Thinking back to it I kicked myself for not getting back to Jan Willem Stas earlier on. Type]Media, I learnt, was much different from MATD. Apart from being based in the Netherlands, where I never lived, the kind of learning programme is very different too: apart from the usual history and drawing classes, one is studying calligraphy, stone carving and other approaches to type making. MATD is more focused on history, research and non-latin typeface development as far as I can tell, but I’ll know more for sure after I’ve been through it.

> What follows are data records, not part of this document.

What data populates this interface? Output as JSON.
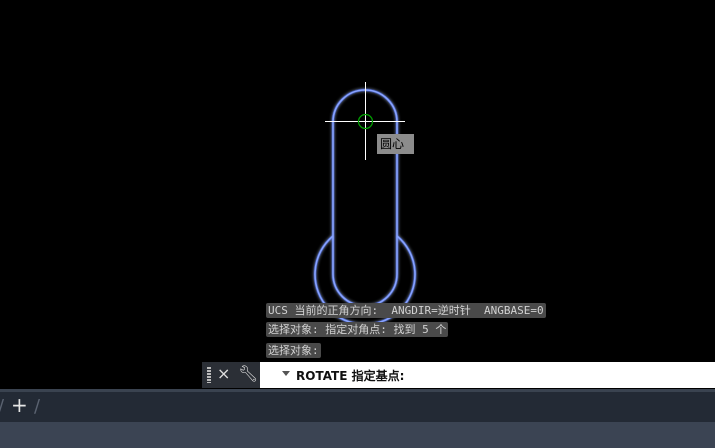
{
  "drawing": {
    "osnap_tooltip": "圆心",
    "entity_color": "#4a78ff",
    "snap_marker_color": "#00a000"
  },
  "command_history": [
    "UCS 当前的正角方向:  ANGDIR=逆时针  ANGBASE=0",
    "选择对象: 指定对角点: 找到 5 个",
    "选择对象:"
  ],
  "command_line": {
    "prompt": "ROTATE 指定基点:",
    "close_icon": "×",
    "customize_icon": "🔧"
  },
  "layout_tabs": {
    "add_label": "+"
  }
}
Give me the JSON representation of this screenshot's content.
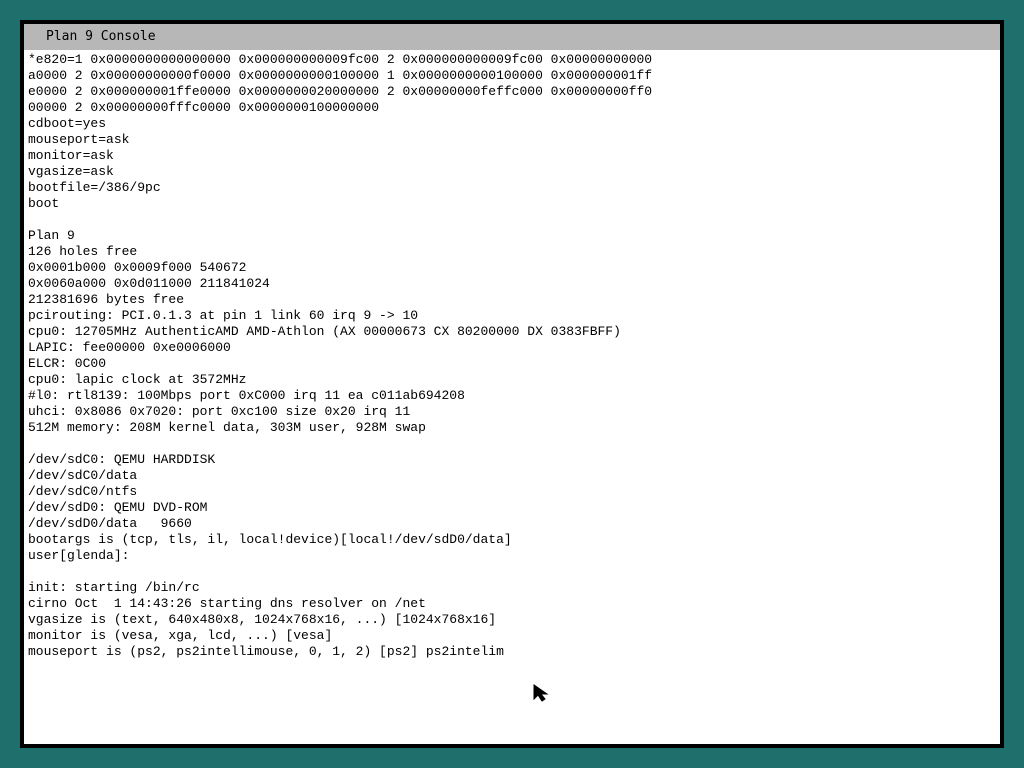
{
  "window": {
    "title": "Plan 9 Console"
  },
  "console": {
    "lines": [
      "*e820=1 0x0000000000000000 0x000000000009fc00 2 0x000000000009fc00 0x00000000000",
      "a0000 2 0x00000000000f0000 0x0000000000100000 1 0x0000000000100000 0x000000001ff",
      "e0000 2 0x000000001ffe0000 0x0000000020000000 2 0x00000000feffc000 0x00000000ff0",
      "00000 2 0x00000000fffc0000 0x0000000100000000",
      "cdboot=yes",
      "mouseport=ask",
      "monitor=ask",
      "vgasize=ask",
      "bootfile=/386/9pc",
      "boot",
      "",
      "Plan 9",
      "126 holes free",
      "0x0001b000 0x0009f000 540672",
      "0x0060a000 0x0d011000 211841024",
      "212381696 bytes free",
      "pcirouting: PCI.0.1.3 at pin 1 link 60 irq 9 -> 10",
      "cpu0: 12705MHz AuthenticAMD AMD-Athlon (AX 00000673 CX 80200000 DX 0383FBFF)",
      "LAPIC: fee00000 0xe0006000",
      "ELCR: 0C00",
      "cpu0: lapic clock at 3572MHz",
      "#l0: rtl8139: 100Mbps port 0xC000 irq 11 ea c011ab694208",
      "uhci: 0x8086 0x7020: port 0xc100 size 0x20 irq 11",
      "512M memory: 208M kernel data, 303M user, 928M swap",
      "",
      "/dev/sdC0: QEMU HARDDISK",
      "/dev/sdC0/data",
      "/dev/sdC0/ntfs",
      "/dev/sdD0: QEMU DVD-ROM",
      "/dev/sdD0/data   9660",
      "bootargs is (tcp, tls, il, local!device)[local!/dev/sdD0/data]",
      "user[glenda]:",
      "",
      "init: starting /bin/rc",
      "cirno Oct  1 14:43:26 starting dns resolver on /net",
      "vgasize is (text, 640x480x8, 1024x768x16, ...) [1024x768x16]",
      "monitor is (vesa, xga, lcd, ...) [vesa]",
      "mouseport is (ps2, ps2intellimouse, 0, 1, 2) [ps2] ps2intelim"
    ]
  },
  "icons": {
    "cursor": "mouse-pointer-icon"
  },
  "colors": {
    "desktop": "#1f6f6c",
    "titlebar": "#b7b7b7",
    "console_bg": "#ffffff",
    "text": "#000000"
  }
}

This is a very superficial comparison of course (they do non-latin in Den Haag, too, for eample), but I don’t think I’m in a position to really compare the two at the moment. Besides, a full comparison of the two courses would beyond the scope of this post, really.

So Reading was my only choice. I’m not saying it was my second choice: in retrospect I think it somehow suits me better since I’m already doing many of the things you do there, like research. It will help me sharpen my skills in the areas I would have been doing anyway in my rushed, unprofessional kind of way. I also already lived in the UK so I’m more used to the English way of life. To be honest, Reading feels more comfortable to me. But I don’t know what I would have done if I had had the chance to get a position in both universities. Does it matter now? Hardly.

Anyway, I sent my portfolio and application forms on the 28th of February and got a reply from Gerry on the 3rd of April. Success!

So this is how I got to Reading.

To somehow close on the matter, for poor souls like me: if you’re considering either one of the courses (or others, although I’m not aware of any other postgraduate studies quite like these two in Europe at the moment) make sure you ask about the application procedure as soon as the very idea of applying to either course crosses your mind. And if you get no reply, or you’re stupid like me and can’t find any information on the Web site of the course, phone, mail, insist until you have an answer. Don’t forget to be polite while doing this, it’s not like the world has to stop because of you. But be determinate!